Debt Consolidation Loans
Owing money to multiple creditors can be stressful, not to mention time consuming, when you are faced with making several individual payments every month. Applying for a debt consolidation loan will not only create smaller monthly payments, but will also allow you to make one simple installment.
However, before you get too excited about this, there are some things you need to know about debt consolidation companies before you apply.
The first thing you need to know is that there is going to be a fee involved in order to use their services. So, right away, you’ll wind up owing more than when you started. The next thing to consider is that these companies normally arrange longer terms for your loans in order to reduce the unmanageable monthly payments. This means that you’ll have a longer period in which you’ll have to make payments. In the end, you could wind up paying a lot more.
And that’s not taking into account any other penalties you may incur. If you are late making a payment or your credit rating is below par, you will be charged late payment fees and/or higher interest rates. Ironically, the people that need these types of loans are the exact people that will be charged these penalties and can least afford it.

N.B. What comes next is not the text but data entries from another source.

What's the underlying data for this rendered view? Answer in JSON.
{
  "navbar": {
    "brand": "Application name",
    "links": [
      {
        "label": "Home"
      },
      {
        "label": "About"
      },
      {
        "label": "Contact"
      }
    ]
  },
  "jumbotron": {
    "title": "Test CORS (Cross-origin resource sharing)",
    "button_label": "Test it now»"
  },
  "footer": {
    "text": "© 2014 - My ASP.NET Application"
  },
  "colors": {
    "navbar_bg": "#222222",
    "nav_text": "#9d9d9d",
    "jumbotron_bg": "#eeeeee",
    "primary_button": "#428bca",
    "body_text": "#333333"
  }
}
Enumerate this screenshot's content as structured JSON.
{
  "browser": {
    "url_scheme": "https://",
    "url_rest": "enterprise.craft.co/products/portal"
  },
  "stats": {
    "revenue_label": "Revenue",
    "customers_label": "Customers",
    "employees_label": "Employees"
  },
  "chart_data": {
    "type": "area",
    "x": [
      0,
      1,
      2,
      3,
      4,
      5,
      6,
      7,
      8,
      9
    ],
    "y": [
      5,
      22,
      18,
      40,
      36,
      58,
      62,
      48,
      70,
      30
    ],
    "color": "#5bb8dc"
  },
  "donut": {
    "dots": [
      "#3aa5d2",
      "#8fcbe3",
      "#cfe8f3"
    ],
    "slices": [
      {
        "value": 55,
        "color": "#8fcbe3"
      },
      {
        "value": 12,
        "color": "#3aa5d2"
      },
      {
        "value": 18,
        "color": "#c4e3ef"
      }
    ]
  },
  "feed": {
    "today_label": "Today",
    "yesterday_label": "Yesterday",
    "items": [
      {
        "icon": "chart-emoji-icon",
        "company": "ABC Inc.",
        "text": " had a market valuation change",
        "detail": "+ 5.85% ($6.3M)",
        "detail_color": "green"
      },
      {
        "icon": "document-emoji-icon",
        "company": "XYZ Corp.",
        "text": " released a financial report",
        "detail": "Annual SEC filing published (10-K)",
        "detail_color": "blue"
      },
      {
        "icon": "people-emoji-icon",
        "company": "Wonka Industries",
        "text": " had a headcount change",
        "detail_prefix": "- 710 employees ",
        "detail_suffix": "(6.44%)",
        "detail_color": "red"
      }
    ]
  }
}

Another thing to consider before you apply for a debt consolidation loan is that it may actually hurt your credit. Just the simple act of applying for the loan can lower your score. Add to that, the fact that you’ll be closing several other accounts, and your credit rating will drop even more because now you’ve got less “good reporting” on your record.
Sometimes a condition of the loan requires that you negotiate a “deficiency balance” with your creditors, and that will hurt your credit just as much as late payments. It essentially means that your creditors are willing to accept less than you owe just so they will be able to recoup something. Be aware that it is sometimes legal for creditors to cancel that agreement (this depends on where you live) down the road.
However, the biggest reason for carefully considering using a debt consolidation service is that it won’t really fix the underlying problem that got you into this mess in the first place: poor financial habits. In fact, it’s been reported that even with the lower monthly payments, the majority of people find themselves in even deeper debt than before.
Taking out a debt consolidation loan should be a last resort. If you’ve decided that this is what you want, then you’ve really got to consider all the negative ramifications as well as being committed to changing your spending habits.